It is starting to look like the IT industry will face a serious RAM chip shortage.
Despite the fact that Samsung spent about $24 billion in the past two years beefing up the world’s biggest maker of memory chips to meet demand, there is still not enough capacity.
The problem is that even with the downturn, there are still shedloads of smartphones and other mobile toys that need piles of mobile DRAM.
As an indication how bad things are getting, Samsung is looking at sourcing some of its chips from Hynix for the first time.
Hynix is probably relieved as Apple, which was among its biggest customers, has been pulling back lately.

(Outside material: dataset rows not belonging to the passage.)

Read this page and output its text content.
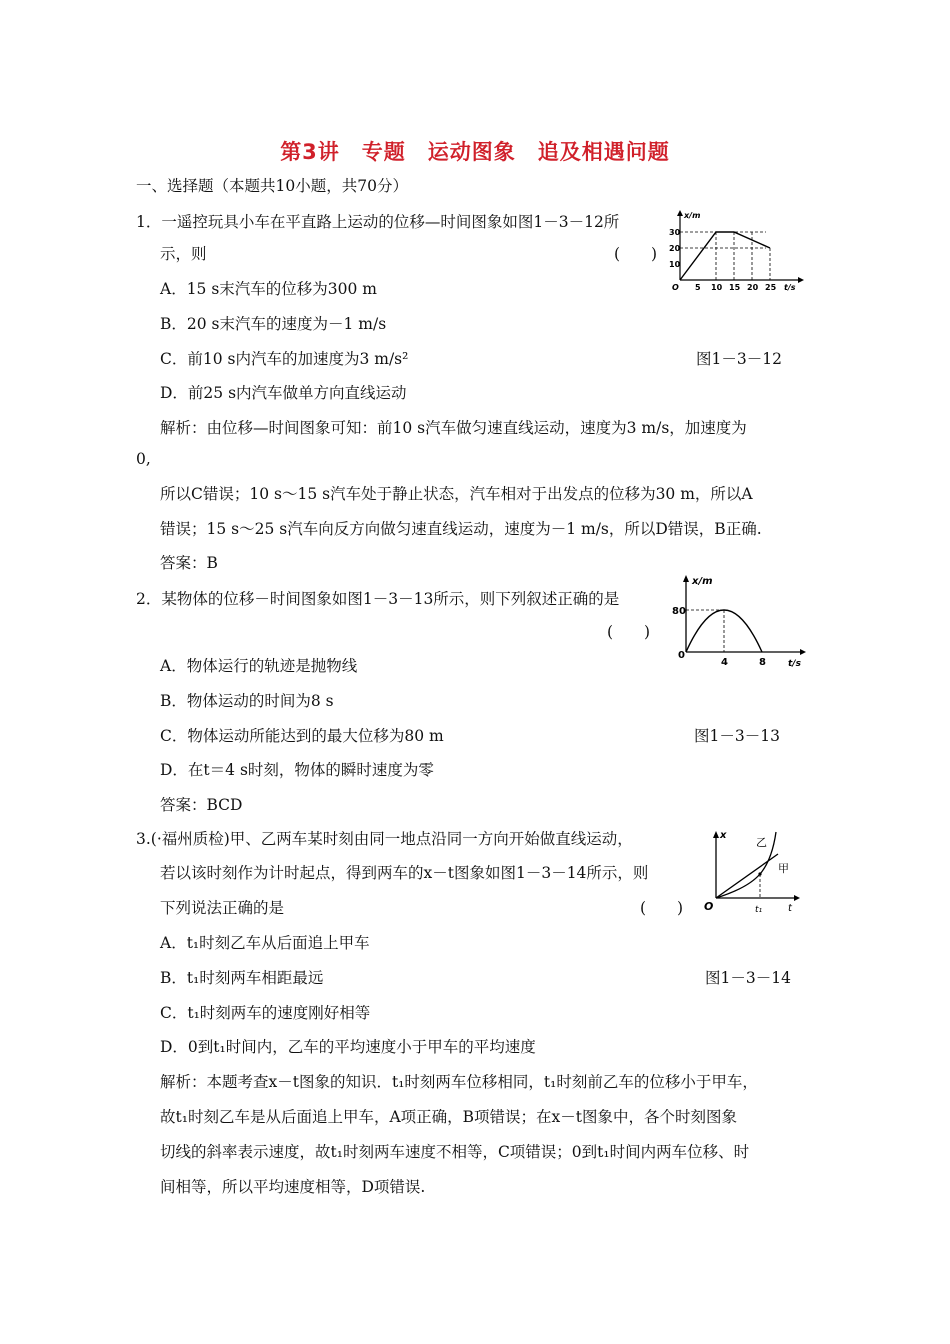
第3讲　专题　运动图象　追及相遇问题
一、选择题（本题共10小题，共70分）
1．一遥控玩具小车在平直路上运动的位移—时间图象如图1－3－12所
示，则	(　　)
A．15 s末汽车的位移为300 m
B．20 s末汽车的速度为－1 m/s
C．前10 s内汽车的加速度为3 m/s²	图1－3－12
D．前25 s内汽车做单方向直线运动
解析：由位移—时间图象可知：前10 s汽车做匀速直线运动，速度为3 m/s，加速度为
0,
所以C错误；10 s～15 s汽车处于静止状态，汽车相对于出发点的位移为30 m，所以A
错误；15 s～25 s汽车向反方向做匀速直线运动，速度为－1 m/s，所以D错误，B正确.
答案：B
x/m
t/s
O
30
20
10
5 10 15 20 25
2．某物体的位移－时间图象如图1－3－13所示，则下列叙述正确的是
(　　)
A．物体运行的轨迹是抛物线
B．物体运动的时间为8 s
C．物体运动所能达到的最大位移为80 m	图1－3－13
D．在t＝4 s时刻，物体的瞬时速度为零
答案：BCD
x/m
t/s
0
80
4	8
3.(·福州质检)甲、乙两车某时刻由同一地点沿同一方向开始做直线运动，
若以该时刻作为计时起点，得到两车的x－t图象如图1－3－14所示，则
下列说法正确的是	(　　)
A．t₁时刻乙车从后面追上甲车
B．t₁时刻两车相距最远	图1－3－14
C．t₁时刻两车的速度刚好相等
D．0到t₁时间内，乙车的平均速度小于甲车的平均速度
解析：本题考查x－t图象的知识．t₁时刻两车位移相同，t₁时刻前乙车的位移小于甲车，
故t₁时刻乙车是从后面追上甲车，A项正确，B项错误；在x－t图象中，各个时刻图象
切线的斜率表示速度，故t₁时刻两车速度不相等，C项错误；0到t₁时间内两车位移、时
间相等，所以平均速度相等，D项错误.
x
t
O	t₁
乙
甲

Bloomberg warned that there is fast becoming a supply squeeze for all memory chips for mobile devices and things are only going to get worse in the second half of the year when the world+dog starts pushing their latest smartphones.
Samsung is to release a new smartphone using its own Tizen operating system and an updated version of the Galaxy Note device. Apple usually releases details of a new handset.

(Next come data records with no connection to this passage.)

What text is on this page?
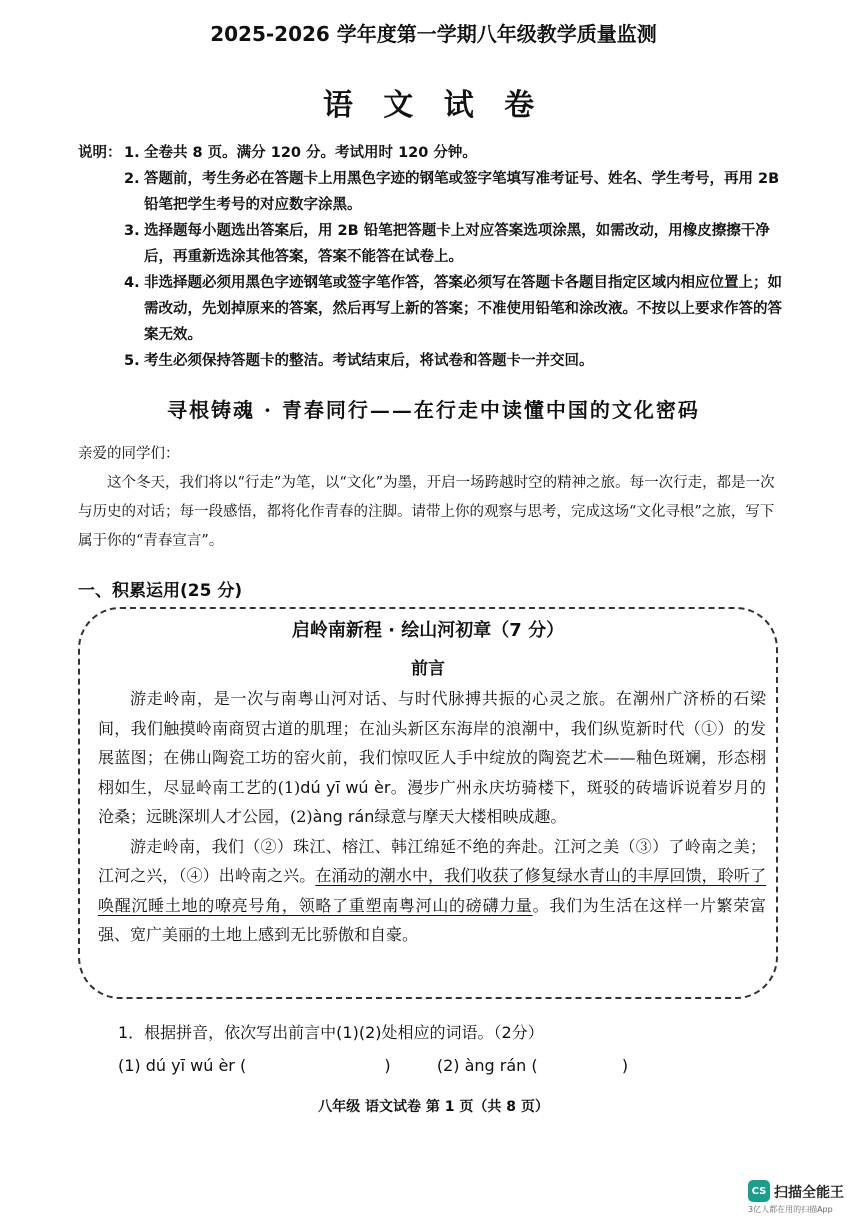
2025-2026 学年度第一学期八年级教学质量监测
语 文 试 卷
说明： 1. 全卷共 8 页。满分 120 分。考试用时 120 分钟。
2. 答题前，考生务必在答题卡上用黑色字迹的钢笔或签字笔填写准考证号、姓名、学生考号，再用 2B 铅笔把学生考号的对应数字涂黑。
3. 选择题每小题选出答案后，用 2B 铅笔把答题卡上对应答案选项涂黑，如需改动，用橡皮擦擦干净后，再重新选涂其他答案，答案不能答在试卷上。
4. 非选择题必须用黑色字迹钢笔或签字笔作答，答案必须写在答题卡各题目指定区域内相应位置上；如需改动，先划掉原来的答案，然后再写上新的答案；不准使用铅笔和涂改液。不按以上要求作答的答案无效。
5. 考生必须保持答题卡的整洁。考试结束后，将试卷和答题卡一并交回。
寻根铸魂 · 青春同行——在行走中读懂中国的文化密码
亲爱的同学们：

这个冬天，我们将以“行走”为笔，以“文化”为墨，开启一场跨越时空的精神之旅。每一次行走，都是一次与历史的对话；每一段感悟，都将化作青春的注脚。请带上你的观察与思考，完成这场“文化寻根”之旅，写下属于你的“青春宣言”。

一、积累运用(25 分)
启岭南新程 · 绘山河初章（7 分）
前言

游走岭南，是一次与南粤山河对话、与时代脉搏共振的心灵之旅。在潮州广济桥的石梁间，我们触摸岭南商贸古道的肌理；在汕头新区东海岸的浪潮中，我们纵览新时代（①）的发展蓝图；在佛山陶瓷工坊的窑火前，我们惊叹匠人手中绽放的陶瓷艺术——釉色斑斓，形态栩栩如生，尽显岭南工艺的(1)dú yī wú èr。漫步广州永庆坊骑楼下，斑驳的砖墙诉说着岁月的沧桑；远眺深圳人才公园，(2)àng rán绿意与摩天大楼相映成趣。

游走岭南，我们（②）珠江、榕江、韩江绵延不绝的奔赴。江河之美（③）了岭南之美；江河之兴，（④）出岭南之兴。在涌动的潮水中，我们收获了修复绿水青山的丰厚回馈，聆听了唤醒沉睡土地的嘹亮号角，领略了重塑南粤河山的磅礴力量。我们为生活在这样一片繁荣富强、宽广美丽的土地上感到无比骄傲和自豪。

1．根据拼音，依次写出前言中(1)(2)处相应的词语。（2分）
(1) dú yī wú èr (	)	(2) àng rán (	)
八年级 语文试卷 第 1 页（共 8 页）
CS 扫描全能王
3亿人都在用的扫描App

What is particularly annoying is that the rising demand for mobile chips follows a glut in production of the type of DRAM used in personal computers – that saw prices slump and drove some producers to the wall.

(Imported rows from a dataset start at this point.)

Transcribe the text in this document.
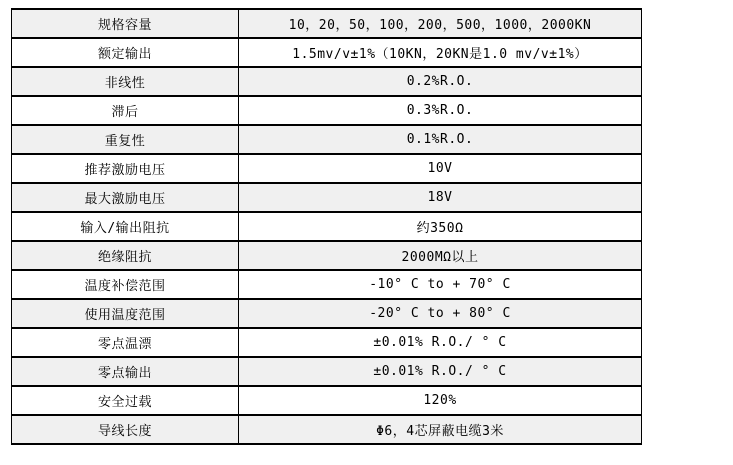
规格容量	10，20，50，100，200，500，1000，2000KN
额定输出	1.5mv/v±1%（10KN，20KN是1.0 mv/v±1%）
非线性	0.2%R.O.
滞后	0.3%R.O.
重复性	0.1%R.O.
推荐激励电压	10V
最大激励电压	18V
输入/输出阻抗	约350Ω
绝缘阻抗	2000MΩ以上
温度补偿范围	-10° C to + 70° C
使用温度范围	-20° C to + 80° C
零点温漂	±0.01% R.O./ ° C
零点输出	±0.01% R.O./ ° C
安全过载	120%
导线长度	Φ6，4芯屏蔽电缆3米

Some Taiwanese makers quit the business and Elpida was forced to seek protection from creditors before Micron agreed to buy it last year.
All the indicators were predicting that things would slow down even further, so this sudden shortage has caught everyone on the hop.
Benchmark 2Gb, 1333Mhz DRAM chips have more than doubled to $1.69 since the end of November, according to TrendForce Corp.’s DRAMeXchange.